Understanding parent directories and subdirs and other understanding questions

Hi all!

I have a few questions of understanding restic, maybe you can help me getting them answered?

a) How are parent dirs and subdirs handled?
Lets assume i start my backups with some subdir with a bunch of data (lets say “/home/me/videos”) and on another day i choose to backup another subdir (lets say “/home/me/pictures”). Later i choose to backup my whole homedir ("/home/me"). What will happen? I understand that deduplication takes care that videos and pictures are not saved twice, but will they be transferred to the repo?
Is it wise to always backup the parent dir or can i lets say hourly backup up just my mail-file and my whole homedir daily?
Can i find and restore files without having to thing with which directory “value” i did my backup?

b) how much data is really transferred?
On the backup command i can see how much data restic found in my dir which is pending, also i can see the already backuped amount also i can see transfer speed and ETA and in the summary the average transfer speed and needed time. But when i do a new snapshot on the same dir, i can’t see the “delta” which was transferred/changed - did i miss any option?

c) is restic block based?
I am pretty sure, but i couldn’t find it in the user-docs. Means if i have a 4 GB mail file (of thunderbird f.e.) and it has been backed up once, is it smart enough to only transfer the changed blocks on next backup?

d) how to forget and prune in relation to a)?
Lets say i backed up my data like described in a) and then i do a restic forget --keep-last 1 --prune, will i then have the last backed up file state of every file for the full homedir (/home/me) or will i have the last state of ever file for every folder i used for backup (/home/me, /home/me/videos, /home/me/pictures)?

EDIT: i forgot one question:
e) removing parent dir and adding very similar other parent dir, without having need to transfer all again, possible?
I have a pretty small uplink and i already transferred a big directory (lets say /abc). Now i will have a very similar directory (lets say /def) with a lot of same data and i have backed up both - is the amount of transferred data on backup of /def minimal (only different parts)?
Now i want to get rid of /abc in the backup to save space (because i never want to back it up again) and keep /def (which in fact would mean only remove the differences of /abc to /def). Is that even possible? And if yes, how?
(Background of that crazy question: I backing up my Windows, i started without VSS and now want to introduce it - which will have a different parent directory - but i dont want to transfer everything again)

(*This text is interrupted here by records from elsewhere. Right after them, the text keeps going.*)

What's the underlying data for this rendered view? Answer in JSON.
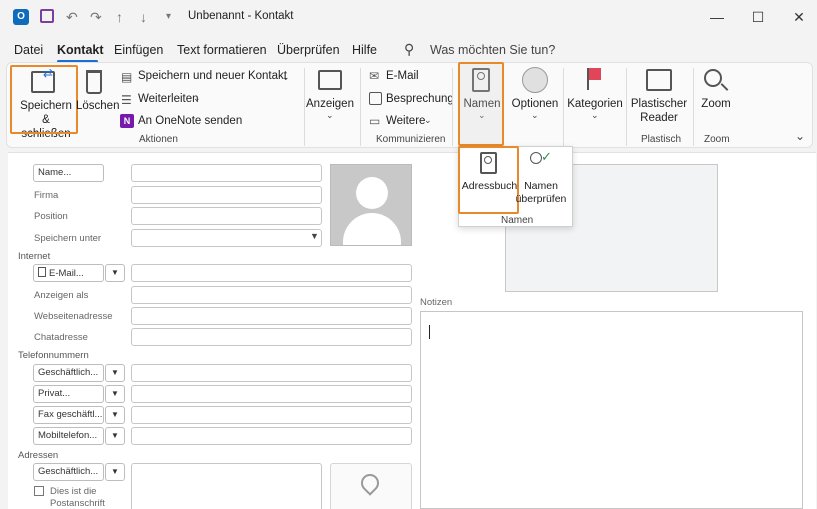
{
  "window": {
    "title": "Unbenannt  -  Kontakt",
    "minimize": "—",
    "maximize": "☐",
    "close": "✕"
  },
  "menu": {
    "items": [
      "Datei",
      "Kontakt",
      "Einfügen",
      "Text formatieren",
      "Überprüfen",
      "Hilfe"
    ],
    "active": "Kontakt",
    "search_placeholder": "Was möchten Sie tun?"
  },
  "ribbon": {
    "aktionen": {
      "group_label": "Aktionen",
      "save_close": [
        "Speichern",
        "& schließen"
      ],
      "delete": "Löschen",
      "save_new": "Speichern und neuer Kontakt",
      "forward": "Weiterleiten",
      "onenote": "An OneNote senden"
    },
    "anzeigen": {
      "label": "Anzeigen"
    },
    "kommunizieren": {
      "group_label": "Kommunizieren",
      "email": "E-Mail",
      "meeting": "Besprechung",
      "more": "Weitere"
    },
    "namen": {
      "label": "Namen"
    },
    "optionen": {
      "label": "Optionen"
    },
    "kategorien": {
      "label": "Kategorien"
    },
    "plastisch": {
      "group_label": "Plastisch",
      "reader": [
        "Plastischer",
        "Reader"
      ]
    },
    "zoom": {
      "group_label": "Zoom",
      "label": "Zoom"
    }
  },
  "dropdown": {
    "adressbuch": "Adressbuch",
    "check_names": [
      "Namen",
      "überprüfen"
    ],
    "group_label": "Namen"
  },
  "form": {
    "name_button": "Name...",
    "firma": "Firma",
    "position": "Position",
    "speichern_unter": "Speichern unter",
    "internet_section": "Internet",
    "email_button": "E-Mail...",
    "anzeigen_als": "Anzeigen als",
    "webseite": "Webseitenadresse",
    "chat": "Chatadresse",
    "telefon_section": "Telefonnummern",
    "phone_types": [
      "Geschäftlich...",
      "Privat...",
      "Fax geschäftl...",
      "Mobiltelefon..."
    ],
    "adressen_section": "Adressen",
    "address_type": "Geschäftlich...",
    "postal_checkbox": [
      "Dies ist die",
      "Postanschrift"
    ],
    "notizen": "Notizen"
  }
}
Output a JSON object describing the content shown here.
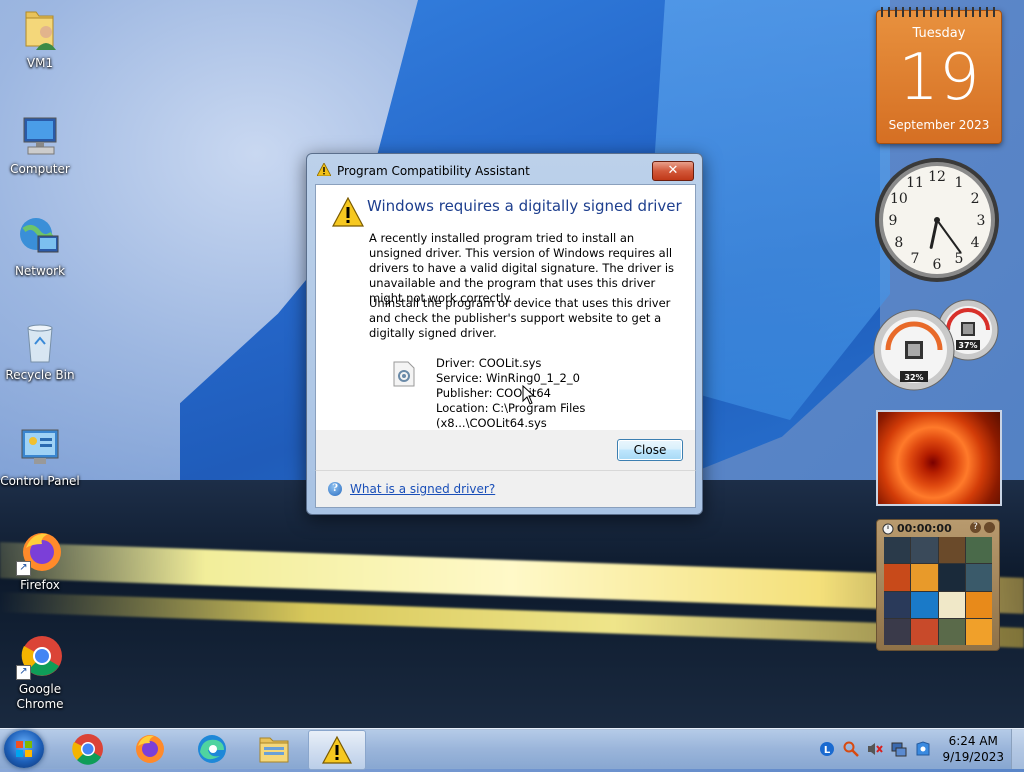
{
  "desktop": {
    "icons": [
      {
        "label": "VM1"
      },
      {
        "label": "Computer"
      },
      {
        "label": "Network"
      },
      {
        "label": "Recycle Bin"
      },
      {
        "label": "Control Panel"
      },
      {
        "label": "Firefox"
      },
      {
        "label": "Google Chrome"
      }
    ]
  },
  "dialog": {
    "title": "Program Compatibility Assistant",
    "close_glyph": "✕",
    "heading": "Windows requires a digitally signed driver",
    "paragraph1": "A recently installed program tried to install an unsigned driver. This version of Windows requires all drivers to have a valid digital signature. The driver is unavailable and the program that uses this driver might not work correctly.",
    "paragraph2": "Uninstall the program or device that uses this driver and check the publisher's support website to get a digitally signed driver.",
    "details": {
      "driver": "Driver: COOLit.sys",
      "service": "Service: WinRing0_1_2_0",
      "publisher": "Publisher: COOLit64",
      "location": "Location: C:\\Program Files (x8...\\COOLit64.sys"
    },
    "close_button": "Close",
    "help_glyph": "?",
    "help_link": "What is a signed driver?"
  },
  "gadgets": {
    "calendar": {
      "day": "Tuesday",
      "date": "19",
      "month_year": "September 2023"
    },
    "clock": {
      "numbers": [
        "12",
        "1",
        "2",
        "3",
        "4",
        "5",
        "6",
        "7",
        "8",
        "9",
        "10",
        "11"
      ],
      "hour": 6,
      "minute": 24
    },
    "meter": {
      "cpu": "32%",
      "memory": "37%"
    },
    "puzzle": {
      "time": "00:00:00",
      "help_glyph": "?"
    }
  },
  "taskbar": {
    "items": [
      "start",
      "chrome",
      "firefox",
      "edge",
      "file-explorer",
      "program-compatibility-assistant"
    ],
    "time": "6:24 AM",
    "date": "9/19/2023"
  },
  "colors": {
    "accent_heading": "#1e3f8e",
    "link": "#1a4fb8",
    "calendar_orange": "#d56f23",
    "close_red": "#c03818"
  }
}
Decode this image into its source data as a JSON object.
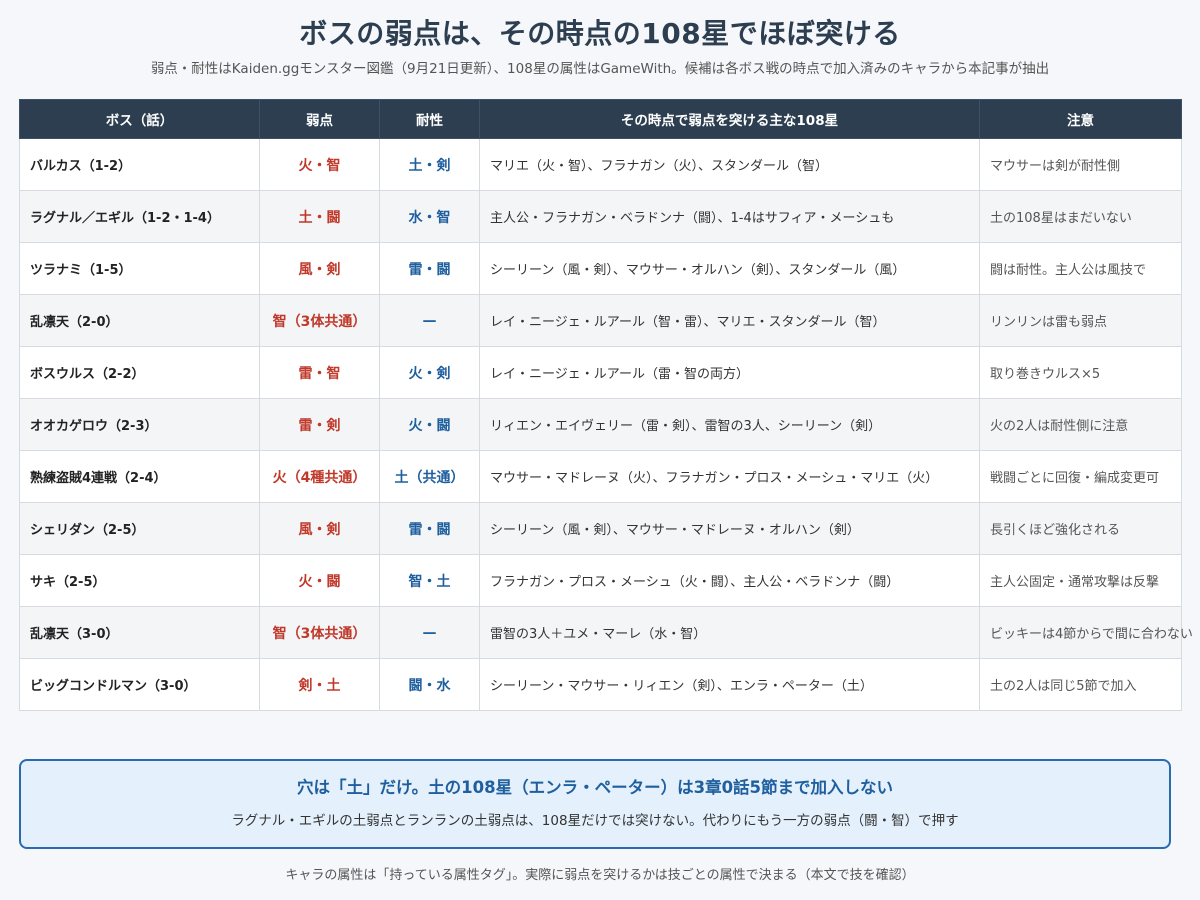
{
  "title": "ボスの弱点は、その時点の108星でほぼ突ける",
  "subtitle": "弱点・耐性はKaiden.ggモンスター図鑑（9月21日更新）、108星の属性はGameWith。候補は各ボス戦の時点で加入済みのキャラから本記事が抽出",
  "table": {
    "headers": [
      "ボス（話）",
      "弱点",
      "耐性",
      "その時点で弱点を突ける主な108星",
      "注意"
    ],
    "rows": [
      {
        "boss": "バルカス（1-2）",
        "weak": "火・智",
        "resist": "土・剣",
        "chars": "マリエ（火・智）、フラナガン（火）、スタンダール（智）",
        "note": "マウサーは剣が耐性側"
      },
      {
        "boss": "ラグナル／エギル（1-2・1-4）",
        "weak": "土・闘",
        "resist": "水・智",
        "chars": "主人公・フラナガン・ベラドンナ（闘）、1-4はサフィア・メーシュも",
        "note": "土の108星はまだいない"
      },
      {
        "boss": "ツラナミ（1-5）",
        "weak": "風・剣",
        "resist": "雷・闘",
        "chars": "シーリーン（風・剣）、マウサー・オルハン（剣）、スタンダール（風）",
        "note": "闘は耐性。主人公は風技で"
      },
      {
        "boss": "乱凛天（2-0）",
        "weak": "智（3体共通）",
        "resist": "—",
        "chars": "レイ・ニージェ・ルアール（智・雷）、マリエ・スタンダール（智）",
        "note": "リンリンは雷も弱点"
      },
      {
        "boss": "ボスウルス（2-2）",
        "weak": "雷・智",
        "resist": "火・剣",
        "chars": "レイ・ニージェ・ルアール（雷・智の両方）",
        "note": "取り巻きウルス×5"
      },
      {
        "boss": "オオカゲロウ（2-3）",
        "weak": "雷・剣",
        "resist": "火・闘",
        "chars": "リィエン・エイヴェリー（雷・剣）、雷智の3人、シーリーン（剣）",
        "note": "火の2人は耐性側に注意"
      },
      {
        "boss": "熟練盗賊4連戦（2-4）",
        "weak": "火（4種共通）",
        "resist": "土（共通）",
        "chars": "マウサー・マドレーヌ（火）、フラナガン・プロス・メーシュ・マリエ（火）",
        "note": "戦闘ごとに回復・編成変更可"
      },
      {
        "boss": "シェリダン（2-5）",
        "weak": "風・剣",
        "resist": "雷・闘",
        "chars": "シーリーン（風・剣）、マウサー・マドレーヌ・オルハン（剣）",
        "note": "長引くほど強化される"
      },
      {
        "boss": "サキ（2-5）",
        "weak": "火・闘",
        "resist": "智・土",
        "chars": "フラナガン・プロス・メーシュ（火・闘）、主人公・ベラドンナ（闘）",
        "note": "主人公固定・通常攻撃は反撃"
      },
      {
        "boss": "乱凛天（3-0）",
        "weak": "智（3体共通）",
        "resist": "—",
        "chars": "雷智の3人＋ユメ・マーレ（水・智）",
        "note": "ビッキーは4節からで間に合わない"
      },
      {
        "boss": "ビッグコンドルマン（3-0）",
        "weak": "剣・土",
        "resist": "闘・水",
        "chars": "シーリーン・マウサー・リィエン（剣）、エンラ・ペーター（土）",
        "note": "土の2人は同じ5節で加入"
      }
    ]
  },
  "callout": {
    "title": "穴は「土」だけ。土の108星（エンラ・ペーター）は3章0話5節まで加入しない",
    "body": "ラグナル・エギルの土弱点とランランの土弱点は、108星だけでは突けない。代わりにもう一方の弱点（闘・智）で押す"
  },
  "footer": "キャラの属性は「持っている属性タグ」。実際に弱点を突けるかは技ごとの属性で決まる（本文で技を確認）",
  "colors": {
    "header_bg": "#2c3e50",
    "weak": "#c0392b",
    "resist": "#1f5f9e",
    "callout_bg": "#e4f0fb",
    "callout_border": "#2a6bb0"
  }
}
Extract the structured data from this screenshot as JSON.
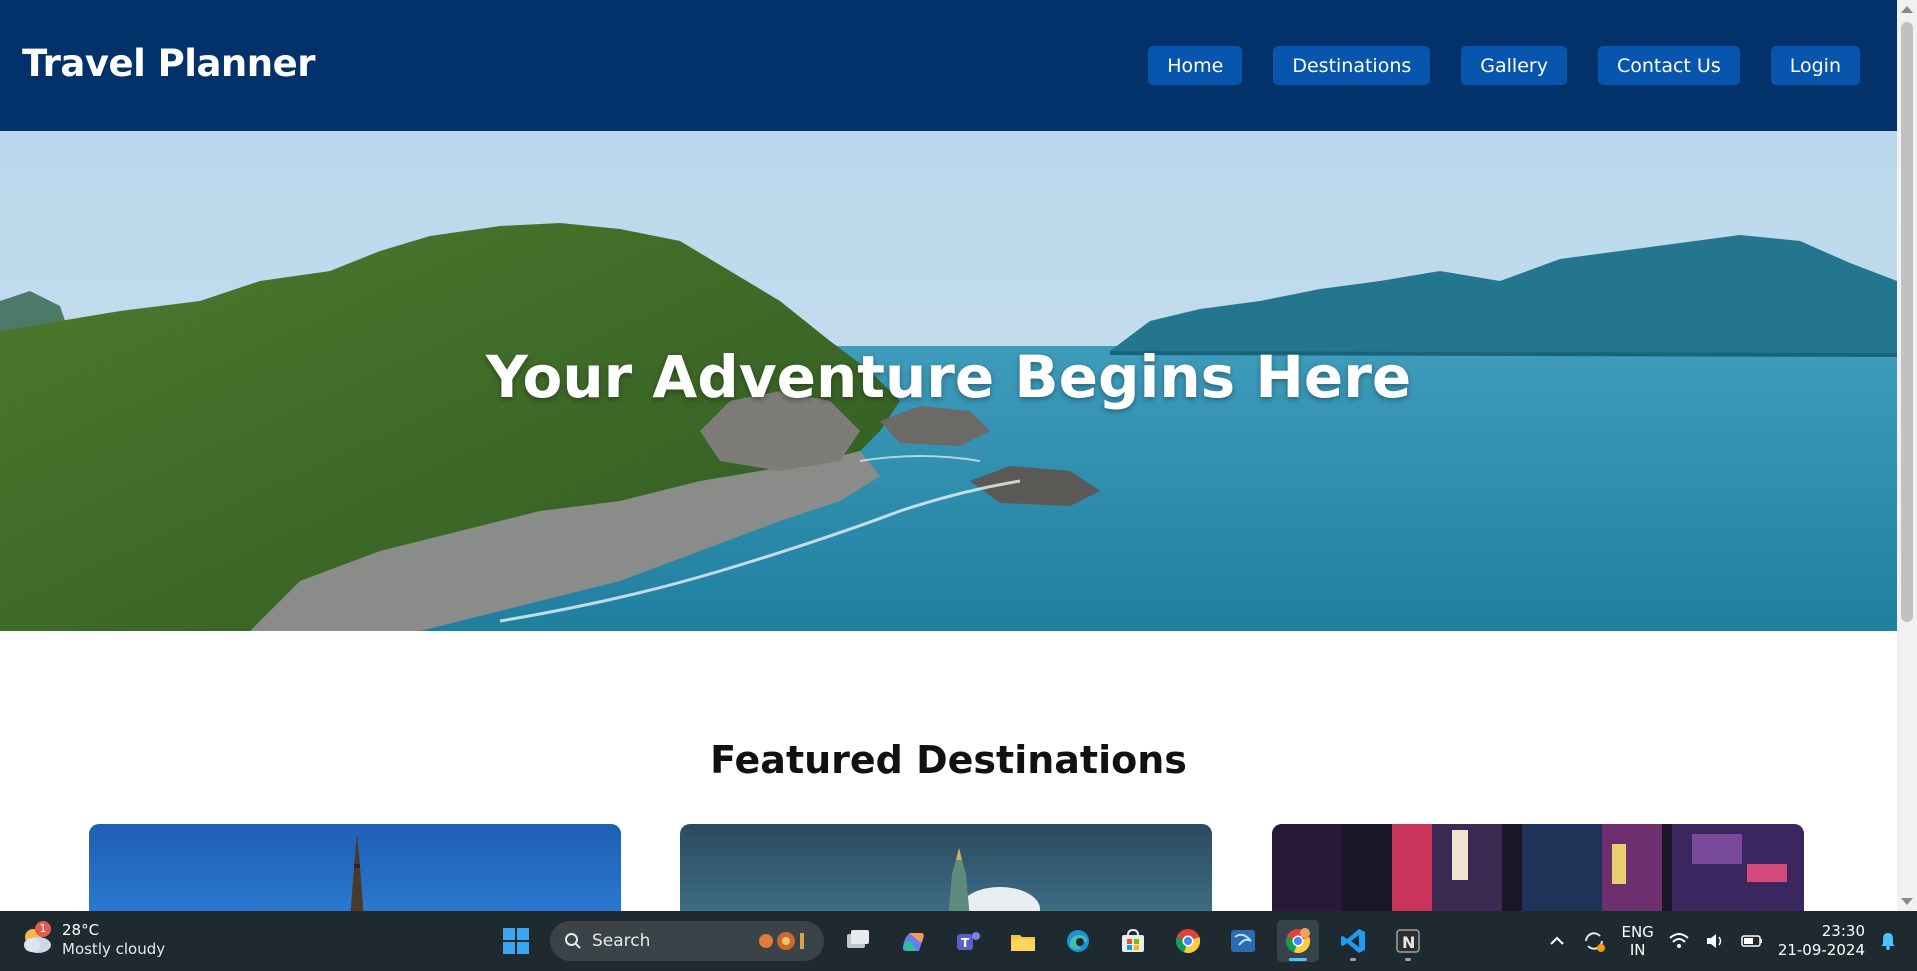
{
  "header": {
    "brand": "Travel Planner",
    "nav": [
      "Home",
      "Destinations",
      "Gallery",
      "Contact Us",
      "Login"
    ]
  },
  "hero": {
    "title": "Your Adventure Begins Here"
  },
  "featured": {
    "title": "Featured Destinations"
  },
  "colors": {
    "header_bg": "#03326a",
    "nav_button": "#0755ad",
    "taskbar": "#1f2a30"
  },
  "taskbar": {
    "weather": {
      "temp": "28°C",
      "desc": "Mostly cloudy",
      "badge": "1"
    },
    "search_label": "Search",
    "apps": [
      "task-view-icon",
      "copilot-icon",
      "teams-icon",
      "file-explorer-icon",
      "edge-icon",
      "store-icon",
      "chrome-icon",
      "remote-desktop-icon",
      "chrome-active-icon",
      "vscode-icon",
      "notion-icon"
    ],
    "lang": {
      "line1": "ENG",
      "line2": "IN"
    },
    "clock": {
      "time": "23:30",
      "date": "21-09-2024"
    }
  }
}
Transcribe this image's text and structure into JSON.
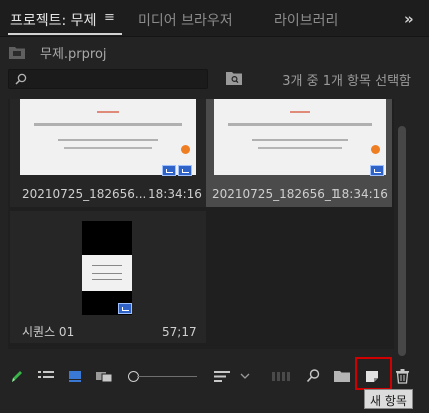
{
  "tabs": [
    {
      "label": "프로젝트: 무제",
      "active": true
    },
    {
      "label": "미디어 브라우저",
      "active": false
    },
    {
      "label": "라이브러리",
      "active": false
    }
  ],
  "tab_menu_glyph": "≡",
  "overflow_glyph": "»",
  "project": {
    "name": "무제.prproj"
  },
  "search": {
    "placeholder": ""
  },
  "selection_status": "3개 중 1개 항목 선택함",
  "clips": [
    {
      "name": "20210725_182656...",
      "duration": "18:34:16",
      "selected": false
    },
    {
      "name": "20210725_182656_1",
      "duration": "18:34:16",
      "selected": true
    },
    {
      "name": "시퀀스 01",
      "duration": "57;17",
      "selected": false
    }
  ],
  "toolbar": {
    "icons": [
      "pencil-icon",
      "list-view-icon",
      "icon-view-icon",
      "freeform-view-icon",
      "zoom-slider",
      "sort-icon",
      "automate-to-sequence-icon",
      "find-icon",
      "new-bin-icon",
      "new-item-icon",
      "clear-icon"
    ]
  },
  "tooltip": {
    "text": "새 항목"
  },
  "colors": {
    "accent": "#2f63c8",
    "highlight_box": "#d10000",
    "pencil": "#39b54a"
  }
}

Thanks a lot, restic is really a great tool!

Hey Tim, welcome to the forum!

I’ll answer the questions for the currently latest released version (0.8.1), as there is a change in the making which improves some situations a lot (but it’s not released yet, for details see #1491). I’m currently rewriting the archiver part of restic, which is the oldest code there is.

The program will re-read all files locally, but then detect that the data (assuming the files haven’t changed) is already stored in the repo. So only new metadata will be transferred and added to the repo. The process of reading (and hashing) all local files may take some time, depending on the size of the files and how powerful your hardware is.

Both works fine, restic will make a note what has been saved. You can get an overview by running restic snapshots.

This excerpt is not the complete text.